Attributed to Louis Philippe Joseph, Duke of Orléans (later known as Citoyen Philippe Égalité). He is said to have said these on his way to the guillotine on 6 November 1793 in reference to his loss of popularity among the French people.
O Liberté! O Liberté! que de crimes on comment en ton nom.
O Liberty! O Liberty! what crimes are committed in thy name.
Marie-Jeanne Phlippon Roland, simply known as Madame Roland, was a supporter of the French Revolution and influential member of the Girondist faction. However, she fell out of favor during the Reign of Terror, and these words are claimed to have been uttered by her when she passed a statue of Liberty on the way to her execution.
Ah! liberté, comme on t’a jouée!
Ah! liberty, how they have cheated thee!
Madame Roland was guillotined on 8 November 1793 and these are considered to be her last words.
Tu trembles, Bailly? — J’ai froid.
Thou tremblest, Bailly? — I am cold.
Jean Sylvain Bailly was the mayor of Paris from 1789 to 1791. He was ultimately guillotined during the Reign of Terror, and supposedly as he mounted the scaffold on 12 November 1793 someone cried out, “Thou tremblest, Bailly,” and a stoic Bailly replied, “I am cold.”
Voilà donc le prix tout de ce que j’ai fait pour la liberté.
This then is the price of what I have done for liberty.
Although sometimes erroneously attributed to Camille Desmoulins, this was said by the French politician, Antoine Barnave. He corresponded with Marie Antoinette in an attempt to set up a constitutional monarchy, and his sympathies for the royal family and his desire to stop the revolutionary violence, brought him under suspicion with revolutionaries. After papers were found at Palais des Tuileries that showed Barnave’s extensive clandestine correspondence with the Queen, he was condemned and guillotined. He is alleged to have said this on 18 November 1793 while standing on the scaffold.

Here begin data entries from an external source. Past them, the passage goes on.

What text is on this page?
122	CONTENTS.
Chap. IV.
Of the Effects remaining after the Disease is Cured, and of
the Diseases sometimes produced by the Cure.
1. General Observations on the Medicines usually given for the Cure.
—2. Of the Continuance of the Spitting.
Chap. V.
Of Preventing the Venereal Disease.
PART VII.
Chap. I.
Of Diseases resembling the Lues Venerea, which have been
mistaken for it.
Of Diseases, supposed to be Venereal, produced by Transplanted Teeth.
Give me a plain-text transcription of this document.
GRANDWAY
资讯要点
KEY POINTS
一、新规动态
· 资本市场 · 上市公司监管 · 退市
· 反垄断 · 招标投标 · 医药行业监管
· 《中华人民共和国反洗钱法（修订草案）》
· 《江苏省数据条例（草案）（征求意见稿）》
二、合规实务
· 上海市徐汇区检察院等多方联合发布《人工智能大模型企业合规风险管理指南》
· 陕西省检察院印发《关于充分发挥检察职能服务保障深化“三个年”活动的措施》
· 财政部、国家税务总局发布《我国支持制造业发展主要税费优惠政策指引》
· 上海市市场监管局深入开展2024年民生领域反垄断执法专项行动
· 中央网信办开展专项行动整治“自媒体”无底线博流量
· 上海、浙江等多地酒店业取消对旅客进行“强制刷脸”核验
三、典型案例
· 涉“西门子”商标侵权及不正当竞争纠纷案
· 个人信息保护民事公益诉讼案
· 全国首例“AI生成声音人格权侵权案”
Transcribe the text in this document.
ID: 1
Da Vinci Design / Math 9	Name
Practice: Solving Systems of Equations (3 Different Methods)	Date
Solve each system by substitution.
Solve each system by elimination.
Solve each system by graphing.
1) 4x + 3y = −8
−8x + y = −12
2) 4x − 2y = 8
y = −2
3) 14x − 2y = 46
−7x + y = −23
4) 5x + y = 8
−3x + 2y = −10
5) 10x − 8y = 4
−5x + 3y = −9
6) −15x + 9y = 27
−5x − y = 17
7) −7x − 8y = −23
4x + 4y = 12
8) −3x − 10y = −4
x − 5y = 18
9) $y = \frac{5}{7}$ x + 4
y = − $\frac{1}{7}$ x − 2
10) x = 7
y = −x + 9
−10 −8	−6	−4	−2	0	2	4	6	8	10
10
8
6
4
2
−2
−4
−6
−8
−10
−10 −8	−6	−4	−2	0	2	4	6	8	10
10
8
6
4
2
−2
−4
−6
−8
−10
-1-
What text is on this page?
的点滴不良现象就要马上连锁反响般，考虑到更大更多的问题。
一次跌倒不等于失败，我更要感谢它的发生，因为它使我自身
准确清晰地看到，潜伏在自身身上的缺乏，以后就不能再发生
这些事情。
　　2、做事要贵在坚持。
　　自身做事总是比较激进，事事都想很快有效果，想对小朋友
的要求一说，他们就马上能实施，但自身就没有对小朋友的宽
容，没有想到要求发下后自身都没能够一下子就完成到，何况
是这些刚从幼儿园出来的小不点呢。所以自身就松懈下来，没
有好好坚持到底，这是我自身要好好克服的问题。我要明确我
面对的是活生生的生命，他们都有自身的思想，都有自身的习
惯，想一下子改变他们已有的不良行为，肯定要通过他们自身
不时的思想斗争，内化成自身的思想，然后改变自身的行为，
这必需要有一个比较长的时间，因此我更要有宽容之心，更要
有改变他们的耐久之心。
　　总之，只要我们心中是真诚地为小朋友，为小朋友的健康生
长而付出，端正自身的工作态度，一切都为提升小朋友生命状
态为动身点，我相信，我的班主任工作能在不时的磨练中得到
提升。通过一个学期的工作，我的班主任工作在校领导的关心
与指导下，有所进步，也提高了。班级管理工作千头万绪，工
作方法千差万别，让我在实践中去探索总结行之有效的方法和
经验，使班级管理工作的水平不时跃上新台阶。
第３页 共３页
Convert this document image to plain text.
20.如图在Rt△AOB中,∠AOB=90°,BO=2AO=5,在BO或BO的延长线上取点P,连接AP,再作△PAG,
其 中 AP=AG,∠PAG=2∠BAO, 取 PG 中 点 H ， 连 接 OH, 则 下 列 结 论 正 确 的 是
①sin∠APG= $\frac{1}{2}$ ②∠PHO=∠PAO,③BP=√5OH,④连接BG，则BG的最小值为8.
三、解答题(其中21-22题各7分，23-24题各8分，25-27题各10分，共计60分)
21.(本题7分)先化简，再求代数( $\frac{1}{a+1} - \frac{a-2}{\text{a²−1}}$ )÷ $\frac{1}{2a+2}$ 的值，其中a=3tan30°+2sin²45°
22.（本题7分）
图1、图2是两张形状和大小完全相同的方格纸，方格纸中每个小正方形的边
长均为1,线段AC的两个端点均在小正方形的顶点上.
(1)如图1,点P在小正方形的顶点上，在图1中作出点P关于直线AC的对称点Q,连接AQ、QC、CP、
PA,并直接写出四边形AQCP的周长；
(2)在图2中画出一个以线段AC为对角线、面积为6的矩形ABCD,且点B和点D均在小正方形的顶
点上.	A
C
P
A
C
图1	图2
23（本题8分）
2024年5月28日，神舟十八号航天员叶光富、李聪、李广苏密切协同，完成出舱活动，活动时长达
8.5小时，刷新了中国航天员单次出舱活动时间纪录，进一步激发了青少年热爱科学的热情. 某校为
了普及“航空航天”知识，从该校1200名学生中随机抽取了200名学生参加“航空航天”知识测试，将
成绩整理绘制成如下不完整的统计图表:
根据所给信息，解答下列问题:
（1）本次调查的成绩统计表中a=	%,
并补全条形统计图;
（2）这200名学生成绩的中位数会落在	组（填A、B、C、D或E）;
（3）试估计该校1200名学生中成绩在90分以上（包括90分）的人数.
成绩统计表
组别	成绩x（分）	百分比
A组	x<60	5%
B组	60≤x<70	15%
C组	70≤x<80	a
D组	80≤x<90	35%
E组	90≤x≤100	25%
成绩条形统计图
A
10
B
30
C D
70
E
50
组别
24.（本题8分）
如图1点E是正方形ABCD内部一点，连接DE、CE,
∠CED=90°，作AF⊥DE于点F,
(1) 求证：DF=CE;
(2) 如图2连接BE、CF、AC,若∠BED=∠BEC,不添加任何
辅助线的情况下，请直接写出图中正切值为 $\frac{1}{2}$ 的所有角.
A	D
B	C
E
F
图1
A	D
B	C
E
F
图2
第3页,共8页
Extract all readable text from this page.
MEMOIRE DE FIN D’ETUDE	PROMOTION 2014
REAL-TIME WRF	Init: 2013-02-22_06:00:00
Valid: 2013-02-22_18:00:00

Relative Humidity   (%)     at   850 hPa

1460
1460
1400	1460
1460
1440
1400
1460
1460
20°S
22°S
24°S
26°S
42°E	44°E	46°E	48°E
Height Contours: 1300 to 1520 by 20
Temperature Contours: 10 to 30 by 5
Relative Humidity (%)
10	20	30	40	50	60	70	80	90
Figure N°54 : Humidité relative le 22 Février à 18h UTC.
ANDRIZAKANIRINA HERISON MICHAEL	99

Mon ami, veux-tu bien permettre que je finisse ma dernière douzaine d’huitres?
My friend will you let me finish my last dozen oysters?
Once a great friend to Marie Antoinette, Armand Louis de Gontaut, Duke of Biron, was convicted of incivisme (lack of civic virtue). When the executioner came and told him everything was ready for his execution, these were his last words to him.
J’ai été infidèle à mon Dieu, à mon Ordre, et à mon Roi; je meurs plein de foi et de repentir.
I have been unfaithful to God, to my Order, to my King; I die full of faith and repentance.
As the cart neared the guillotine, the Duke of Biron, is claimed to have said these words on 31 December 1793.
Tu montreras ma tête au peuple; elle en vaut le peine.
Thou wilt show my head to the people; it is worth the trouble.
Georges Jacques Danton was a leading figure in the early stages of the French Revolution. However, like others he found himself in trouble and was accused of various financial misdeeds, as well as using his position within the Revolution for personal gain. This was his request on 5 April 1794 to the executioner before his death.
Oh! Oh! voilà qui s’appelle un mauvais présage. Un Romain à ma place serait rentré.
Oh! Oh! that’s what is called a bad omen. A Roman in my place would have gone in again.
These words were reputedly said by Guillaume-Chrétien de Lamoignon de Malesherbes, often referred to as Malesherbes. He supposedly said this on 24 April 1794 when he stumbled as he was leaving the Conciergerie prison to mount the fatal cart for the guillotine.
Je me nomme Élisabeth de France sœur du roi.
My name is Elisabeth of France, sister of the king.
These are the last words spoken by Madame Élisabeth on 10 May 1794 before her execution.
Pourtant, j’avais quelque chose là!
Yet I had something there!
These words were uttered by the poet André Marie Chénier as he stood on the scaffold on 25 July 1794. He said them to his friend, the poet Jean-Antoine Roucher, who was also guillotined the same day. Both men were accused and convicted of “crimes against the state.”
Général, pourquoi versez-vous des larmes? Je suis heureux de mourir pour mon pays.
General, why do you shed tears? I am happy to die for my country.
These were the dying words of 27-year-old François Séverin Marceau-Desgraviers, better known as General Marceau. He was a French general in the Revolutionary Wars and said this on 9 September 1796 to General Jean-Baptiste Jourdan, whose retreat he had protected during the Battle of Limburg.